By applying a common high-pressure boosting solution across Thunder Horse, Kaskida, and Tiber, bp and SLB OneSubsea are placing greater weight on repeatability. A standardised approach can support faster engineering, more predictable manufacturing, common qualification work, improved spares strategy, and reduced operational learning curves. Those gains become more realistic when related architectures are used across multiple developments rather than treated as one-off systems.
Subsea boosting is becoming more prominent as offshore operators try to extract greater value from existing infrastructure while maintaining capital discipline. Deepwater developments require substantial investment, long-lead equipment, specialised vessels, and coordinated manufacturing capacity. Technologies that improve recovery from established assets or simplify execution across new projects carry significant operational value when economics are sensitive to schedule and uptime.

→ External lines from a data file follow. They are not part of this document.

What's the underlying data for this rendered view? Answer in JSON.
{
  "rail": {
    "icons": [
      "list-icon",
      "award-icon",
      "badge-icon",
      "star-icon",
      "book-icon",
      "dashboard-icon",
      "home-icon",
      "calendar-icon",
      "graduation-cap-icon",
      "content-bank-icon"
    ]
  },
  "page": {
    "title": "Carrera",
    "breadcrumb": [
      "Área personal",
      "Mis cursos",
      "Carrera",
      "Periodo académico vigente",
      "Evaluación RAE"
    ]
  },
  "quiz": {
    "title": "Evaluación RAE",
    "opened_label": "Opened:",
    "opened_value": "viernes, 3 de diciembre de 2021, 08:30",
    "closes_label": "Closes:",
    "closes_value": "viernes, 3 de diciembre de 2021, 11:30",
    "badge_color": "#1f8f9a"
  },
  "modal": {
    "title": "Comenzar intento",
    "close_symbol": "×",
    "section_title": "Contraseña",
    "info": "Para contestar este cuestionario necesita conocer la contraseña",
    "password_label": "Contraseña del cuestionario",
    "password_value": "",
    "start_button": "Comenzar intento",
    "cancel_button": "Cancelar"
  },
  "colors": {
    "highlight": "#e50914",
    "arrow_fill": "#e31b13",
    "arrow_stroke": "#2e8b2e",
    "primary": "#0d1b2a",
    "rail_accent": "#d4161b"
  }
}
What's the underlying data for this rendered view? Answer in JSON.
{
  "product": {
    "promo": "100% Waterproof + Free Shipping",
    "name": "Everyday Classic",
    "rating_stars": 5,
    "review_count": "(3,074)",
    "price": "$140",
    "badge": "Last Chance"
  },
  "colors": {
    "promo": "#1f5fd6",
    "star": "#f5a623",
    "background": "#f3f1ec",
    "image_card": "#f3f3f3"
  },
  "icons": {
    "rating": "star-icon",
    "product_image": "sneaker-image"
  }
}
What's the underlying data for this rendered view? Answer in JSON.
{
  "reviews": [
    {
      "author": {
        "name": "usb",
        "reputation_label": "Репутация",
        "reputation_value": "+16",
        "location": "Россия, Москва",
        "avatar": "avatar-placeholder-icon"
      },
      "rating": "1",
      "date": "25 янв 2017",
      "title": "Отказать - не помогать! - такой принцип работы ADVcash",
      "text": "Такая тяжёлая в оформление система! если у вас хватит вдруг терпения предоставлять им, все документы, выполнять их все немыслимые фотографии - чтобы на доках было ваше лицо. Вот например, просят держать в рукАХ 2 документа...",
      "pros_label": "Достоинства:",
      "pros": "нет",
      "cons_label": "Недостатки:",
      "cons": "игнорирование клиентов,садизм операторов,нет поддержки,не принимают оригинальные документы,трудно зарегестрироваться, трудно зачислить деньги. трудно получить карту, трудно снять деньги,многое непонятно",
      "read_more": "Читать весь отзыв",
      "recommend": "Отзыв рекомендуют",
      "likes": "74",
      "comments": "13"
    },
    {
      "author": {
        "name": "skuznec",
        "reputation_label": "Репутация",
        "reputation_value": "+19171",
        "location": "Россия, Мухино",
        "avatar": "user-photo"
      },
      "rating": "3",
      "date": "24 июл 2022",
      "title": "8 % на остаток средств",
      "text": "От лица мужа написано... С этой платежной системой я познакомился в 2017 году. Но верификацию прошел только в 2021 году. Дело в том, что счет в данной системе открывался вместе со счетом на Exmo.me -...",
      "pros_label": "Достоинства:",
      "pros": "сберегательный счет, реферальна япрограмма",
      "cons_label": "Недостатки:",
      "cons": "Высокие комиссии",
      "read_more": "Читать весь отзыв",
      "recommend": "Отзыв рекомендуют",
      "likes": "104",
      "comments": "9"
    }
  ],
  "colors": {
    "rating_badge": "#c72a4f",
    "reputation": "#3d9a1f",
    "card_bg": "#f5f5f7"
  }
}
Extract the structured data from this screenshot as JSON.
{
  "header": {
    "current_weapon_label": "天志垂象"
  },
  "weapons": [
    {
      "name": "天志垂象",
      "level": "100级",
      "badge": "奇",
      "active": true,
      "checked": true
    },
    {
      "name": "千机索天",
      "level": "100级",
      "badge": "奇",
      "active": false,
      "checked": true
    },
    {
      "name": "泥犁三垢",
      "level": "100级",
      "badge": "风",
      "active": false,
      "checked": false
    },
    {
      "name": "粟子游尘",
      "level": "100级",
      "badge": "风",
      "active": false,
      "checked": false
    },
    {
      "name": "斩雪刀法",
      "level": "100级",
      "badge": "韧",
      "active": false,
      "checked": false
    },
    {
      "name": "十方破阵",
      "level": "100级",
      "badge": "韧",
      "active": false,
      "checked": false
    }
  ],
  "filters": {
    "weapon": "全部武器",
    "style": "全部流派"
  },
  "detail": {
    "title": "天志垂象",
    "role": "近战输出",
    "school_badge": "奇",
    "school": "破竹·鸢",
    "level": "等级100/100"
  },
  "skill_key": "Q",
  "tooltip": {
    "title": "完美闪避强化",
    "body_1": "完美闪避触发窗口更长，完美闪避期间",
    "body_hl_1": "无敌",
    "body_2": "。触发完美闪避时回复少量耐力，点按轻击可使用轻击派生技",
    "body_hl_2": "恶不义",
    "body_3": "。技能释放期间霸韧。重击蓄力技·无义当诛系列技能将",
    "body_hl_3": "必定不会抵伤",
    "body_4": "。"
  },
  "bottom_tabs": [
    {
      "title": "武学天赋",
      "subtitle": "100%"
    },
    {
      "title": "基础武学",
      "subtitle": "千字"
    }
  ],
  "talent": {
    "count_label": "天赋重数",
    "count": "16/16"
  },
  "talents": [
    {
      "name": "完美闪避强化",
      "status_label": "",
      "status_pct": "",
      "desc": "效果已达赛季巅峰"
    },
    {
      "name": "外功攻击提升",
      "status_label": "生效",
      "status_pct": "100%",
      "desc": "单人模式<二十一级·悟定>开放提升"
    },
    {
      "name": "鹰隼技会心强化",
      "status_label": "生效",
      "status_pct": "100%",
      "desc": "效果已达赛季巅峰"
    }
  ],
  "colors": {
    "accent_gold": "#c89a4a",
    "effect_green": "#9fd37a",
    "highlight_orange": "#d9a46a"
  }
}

The manufacturing element is substantial. Subsea boosting systems sit at the heavy end of engineered equipment, combining pressure-containing structures, rotating equipment, controls, connectors, power supply, instrumentation, and qualification testing. They must operate in harsh subsea conditions with limited access for intervention, placing high demands on materials, sealing, reliability engineering, and factory acceptance testing.
Although Thunder Horse is located outside UK waters, the contract is closely connected to a supply chain with deep European capability. OneSubsea is backed by SLB, Aker Solutions, and Subsea7, bringing together equipment, engineering, installation, and subsea project capability with strong links into North Sea and wider European offshore expertise.
The wider offshore market is balancing pressure over emissions, capital allocation, and long-term hydrocarbon demand against the continuing requirement for secure energy supply. Existing oil and gas assets remain central to that balance, and many projects are being assessed on whether they can deliver higher recovery, lower execution risk, and better use of established infrastructure.
Subsea boosting fits that operating environment because it can increase production without requiring a wholly new host platform or extensive topside modification in every case. It also allows more of the production system to be engineered around seabed equipment, where standardised modules may offer shorter lead times and repeatable qualification.
The Thunder Horse award places deepwater asset management and industrial standardisation in the same frame. It is not only a contract for equipment, but another step in making high-pressure subsea systems more repeatable across multiple developments. If the approach holds through engineering, manufacturing, testing, and offshore deployment, it could strengthen the case for greater standardisation in one of the most technically demanding parts of the energy supply chain.